In Search of Simpler Solutions
May 2, 2012 § Leave a comment
We’ve recently been working on consulting assignments involving evaluating vendors and solutions to publishers’ issues. In every case, the publisher is looking to solve or simplify a basic problem without using multiple vendors or software packages and the Requests for Proposals also included a specification for a ‘global solution’. We weren’t looking for a front-to-back publishing system…just a solution for a specific problem.
Know what? Complete single-vendor global solutions for many typical problems don’t exist. You can find all the components, but putting together a complete package (at reasonable pricing and with a good chance of success) typically involves combining pieces from two or more vendors. This raises the price (and the amount of brain damage) significantly. There are exceptions, of course, but if you want, for example, to sort out contracts, royalties, rights and permissions with one vendor you’re, as a practical matter, out of luck.
Now, this is not a reflection on those providing products and services to the industry. They’re smart and hard-working and many of their offerings are first-rate. What it reflects is the speed with which the ground is shifting under the industry’s feet and a notion we have of ourselves that publishing is a snowflake, unlike any other business category.
There’s a big opportunity here to serve small to medium-sized publishers with light, nimble solutions to problems like global digital distribution, workflow management, rights and permissions. We tend to think that each publisher’s issues are unique and require a bespoke solution when in fact if an off-the-shelf product could solve, say, 90% of these kinds of problems, it could be immensely useful and, I’d guess, profitable. Sometimes a Chevrolet works as well as a Bentley. (If you’re interested in an example, have a look at PressBooks [pressbooks.com/about ], which uses the lightweight WordPress platform to produce multiple format outputs…avoiding the conversion process entirely).

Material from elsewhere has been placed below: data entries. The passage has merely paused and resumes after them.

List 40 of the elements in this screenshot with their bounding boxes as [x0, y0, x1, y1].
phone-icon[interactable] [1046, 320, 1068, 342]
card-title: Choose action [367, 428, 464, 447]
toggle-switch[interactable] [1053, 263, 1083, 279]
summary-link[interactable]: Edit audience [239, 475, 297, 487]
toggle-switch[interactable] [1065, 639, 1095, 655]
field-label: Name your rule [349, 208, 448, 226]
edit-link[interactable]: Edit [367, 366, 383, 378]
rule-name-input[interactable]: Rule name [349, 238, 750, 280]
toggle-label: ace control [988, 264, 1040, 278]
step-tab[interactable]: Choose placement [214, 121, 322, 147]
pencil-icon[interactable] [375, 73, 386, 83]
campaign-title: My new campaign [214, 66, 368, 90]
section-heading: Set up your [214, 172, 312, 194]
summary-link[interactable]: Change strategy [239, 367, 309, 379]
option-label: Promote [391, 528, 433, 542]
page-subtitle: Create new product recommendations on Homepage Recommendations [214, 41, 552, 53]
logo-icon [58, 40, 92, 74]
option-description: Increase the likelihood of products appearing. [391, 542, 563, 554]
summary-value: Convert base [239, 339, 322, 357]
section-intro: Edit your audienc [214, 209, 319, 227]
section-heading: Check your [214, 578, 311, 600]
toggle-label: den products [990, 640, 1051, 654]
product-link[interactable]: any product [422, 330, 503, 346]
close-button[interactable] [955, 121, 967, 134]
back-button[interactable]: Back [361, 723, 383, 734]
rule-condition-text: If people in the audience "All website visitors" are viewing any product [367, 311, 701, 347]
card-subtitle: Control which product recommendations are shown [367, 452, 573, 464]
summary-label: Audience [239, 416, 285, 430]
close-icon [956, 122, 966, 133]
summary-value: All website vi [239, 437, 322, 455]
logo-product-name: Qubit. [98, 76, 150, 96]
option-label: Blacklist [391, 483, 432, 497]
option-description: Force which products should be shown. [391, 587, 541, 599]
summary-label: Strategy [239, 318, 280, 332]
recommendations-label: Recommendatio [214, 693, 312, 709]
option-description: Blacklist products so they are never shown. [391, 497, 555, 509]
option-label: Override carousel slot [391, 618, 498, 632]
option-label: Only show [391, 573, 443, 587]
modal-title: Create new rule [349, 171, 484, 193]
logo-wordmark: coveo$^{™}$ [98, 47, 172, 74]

I’m not one of those who typically calls for publishing to “think more like Silicon Valley”, but in looking for answers to some of these knotty problems, rapid development of ‘good enough’ solutions would give many publishers a chance to move ahead without taking on major projects and the attendant costs. These aren’t easy problems, but they’re not as complex as we want to believe.
Go for it. There might not be an Easy Button, but there might be some “Easier” Buttons that could be low hanging fruit for vendors.